The dandelions are coming up fast and furious in these early ddays of spring. One day nothing is there to suggest their imminent arrival. The next day the lawn is covered with small, yellow flowers. Lots of them! Everywhere!
I am sitting here at the kitchen counter watching my next door neighbor down on his hands and knees carefully trying to dig out each plant in turn and I am reminded that digging dandelions was one of my regular chores each spring. Whenever they appeared on our lawn I was sent forth with a plastic bucket, a garden trowel and an old kitchen knife with directions to dig them out and to make sure I got the entire root. At the time it seemed like a lot of hard work for my weekly allowance. A senseless act since dandelions are virtually impossible to eradicate. If you dig them, you must get the entire root or else they will quickly return; and you have to get them before the yellow flower turns into its familiar white seed-head which can happen while your head is turned.
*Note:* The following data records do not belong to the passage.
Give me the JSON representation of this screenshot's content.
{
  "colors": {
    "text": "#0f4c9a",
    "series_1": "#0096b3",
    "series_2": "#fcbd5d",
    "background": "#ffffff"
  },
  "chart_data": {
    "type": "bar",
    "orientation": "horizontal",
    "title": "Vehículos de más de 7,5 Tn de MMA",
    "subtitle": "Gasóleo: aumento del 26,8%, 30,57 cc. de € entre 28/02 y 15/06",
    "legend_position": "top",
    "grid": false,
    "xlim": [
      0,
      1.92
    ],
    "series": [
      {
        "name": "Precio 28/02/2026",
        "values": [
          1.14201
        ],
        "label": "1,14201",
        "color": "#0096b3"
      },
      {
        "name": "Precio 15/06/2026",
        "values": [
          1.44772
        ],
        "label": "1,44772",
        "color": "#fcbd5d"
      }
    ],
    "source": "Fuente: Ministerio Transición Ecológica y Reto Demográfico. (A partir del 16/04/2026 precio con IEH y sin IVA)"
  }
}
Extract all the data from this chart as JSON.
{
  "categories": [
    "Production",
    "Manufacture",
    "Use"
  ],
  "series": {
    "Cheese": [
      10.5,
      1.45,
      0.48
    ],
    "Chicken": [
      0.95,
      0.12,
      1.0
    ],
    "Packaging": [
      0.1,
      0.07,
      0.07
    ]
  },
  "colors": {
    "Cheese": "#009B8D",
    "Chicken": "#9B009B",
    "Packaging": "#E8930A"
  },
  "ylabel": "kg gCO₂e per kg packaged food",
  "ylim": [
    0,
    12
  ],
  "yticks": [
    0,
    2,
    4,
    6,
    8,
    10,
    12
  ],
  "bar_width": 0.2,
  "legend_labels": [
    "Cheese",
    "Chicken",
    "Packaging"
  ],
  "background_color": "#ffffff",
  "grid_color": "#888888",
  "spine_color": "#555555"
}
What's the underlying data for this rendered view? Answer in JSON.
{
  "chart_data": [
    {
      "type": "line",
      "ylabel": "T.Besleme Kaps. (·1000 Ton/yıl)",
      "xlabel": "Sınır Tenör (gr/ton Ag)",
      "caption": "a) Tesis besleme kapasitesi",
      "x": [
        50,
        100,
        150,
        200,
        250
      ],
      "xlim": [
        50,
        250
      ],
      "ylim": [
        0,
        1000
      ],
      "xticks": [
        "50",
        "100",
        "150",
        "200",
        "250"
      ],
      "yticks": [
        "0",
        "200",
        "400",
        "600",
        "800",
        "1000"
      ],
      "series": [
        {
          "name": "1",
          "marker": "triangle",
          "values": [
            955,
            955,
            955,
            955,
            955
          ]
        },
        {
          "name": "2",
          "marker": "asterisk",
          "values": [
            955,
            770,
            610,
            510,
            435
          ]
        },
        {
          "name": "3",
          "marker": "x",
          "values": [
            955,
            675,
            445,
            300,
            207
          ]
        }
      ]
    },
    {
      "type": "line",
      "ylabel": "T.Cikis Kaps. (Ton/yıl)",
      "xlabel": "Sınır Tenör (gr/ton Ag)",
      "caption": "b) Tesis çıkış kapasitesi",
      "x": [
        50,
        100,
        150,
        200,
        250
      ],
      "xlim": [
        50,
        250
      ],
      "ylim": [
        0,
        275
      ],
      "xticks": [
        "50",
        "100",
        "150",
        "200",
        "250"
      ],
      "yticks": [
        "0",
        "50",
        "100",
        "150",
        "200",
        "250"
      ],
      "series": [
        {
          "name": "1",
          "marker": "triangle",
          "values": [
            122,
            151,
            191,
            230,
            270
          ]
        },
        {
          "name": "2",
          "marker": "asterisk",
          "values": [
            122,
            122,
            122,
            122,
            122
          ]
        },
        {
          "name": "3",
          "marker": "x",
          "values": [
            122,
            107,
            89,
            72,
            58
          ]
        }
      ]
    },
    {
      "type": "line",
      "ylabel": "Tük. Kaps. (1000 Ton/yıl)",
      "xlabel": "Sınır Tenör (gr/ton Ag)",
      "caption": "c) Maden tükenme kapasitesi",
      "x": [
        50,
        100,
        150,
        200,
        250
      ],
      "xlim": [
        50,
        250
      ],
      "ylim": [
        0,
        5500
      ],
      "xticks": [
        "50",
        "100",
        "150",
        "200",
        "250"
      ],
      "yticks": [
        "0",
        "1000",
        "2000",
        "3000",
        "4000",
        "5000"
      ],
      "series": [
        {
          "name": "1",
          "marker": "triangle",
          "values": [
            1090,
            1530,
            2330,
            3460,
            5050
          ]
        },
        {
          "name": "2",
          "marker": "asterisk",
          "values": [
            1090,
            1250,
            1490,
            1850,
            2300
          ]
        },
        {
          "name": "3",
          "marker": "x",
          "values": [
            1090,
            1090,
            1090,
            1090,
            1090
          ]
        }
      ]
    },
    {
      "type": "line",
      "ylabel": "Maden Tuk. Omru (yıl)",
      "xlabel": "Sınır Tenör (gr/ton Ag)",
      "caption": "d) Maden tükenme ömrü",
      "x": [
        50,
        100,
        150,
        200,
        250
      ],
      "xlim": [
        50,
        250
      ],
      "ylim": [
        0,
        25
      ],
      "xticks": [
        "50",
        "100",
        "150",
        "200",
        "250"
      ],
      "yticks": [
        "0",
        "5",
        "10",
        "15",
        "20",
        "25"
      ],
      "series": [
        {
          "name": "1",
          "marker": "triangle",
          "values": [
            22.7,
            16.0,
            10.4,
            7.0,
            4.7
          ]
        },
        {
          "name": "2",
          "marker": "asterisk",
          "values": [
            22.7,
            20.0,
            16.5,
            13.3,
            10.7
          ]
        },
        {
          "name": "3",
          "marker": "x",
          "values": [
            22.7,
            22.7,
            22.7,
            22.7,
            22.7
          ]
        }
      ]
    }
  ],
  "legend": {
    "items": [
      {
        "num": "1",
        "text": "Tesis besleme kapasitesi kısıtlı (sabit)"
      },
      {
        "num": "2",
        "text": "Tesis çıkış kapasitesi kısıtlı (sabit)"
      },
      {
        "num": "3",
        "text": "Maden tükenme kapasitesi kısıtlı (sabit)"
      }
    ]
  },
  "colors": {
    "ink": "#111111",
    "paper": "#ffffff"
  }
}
There is an old superstition - if you blow all of the seeds off the dandelion in one breath, your wish will be granted. Well, only if you wish for more dandelions in your yard tomorrow.
Back in the day dandelions were, for me, a source of lucre. In addition to earning my allowance digging then out of our yard, I also attempted to find a more commercial use for them. As a kid I picked them from the lawns surrounding our apartment in Cincinnati, gathered them into bouquets secured by a rubber band, and went door to door through the complex selling them for a nickel each. As I recall, my mom and my second grade teacher, who lived next door, were only too happy to purchase one. Other neighbors were not similarly impressed with my entrepreneurial spirit, frowning as I offered these lovely bouquets for sale. I even had a door or two slammed in my face. One man’s flower is still another man’s weed.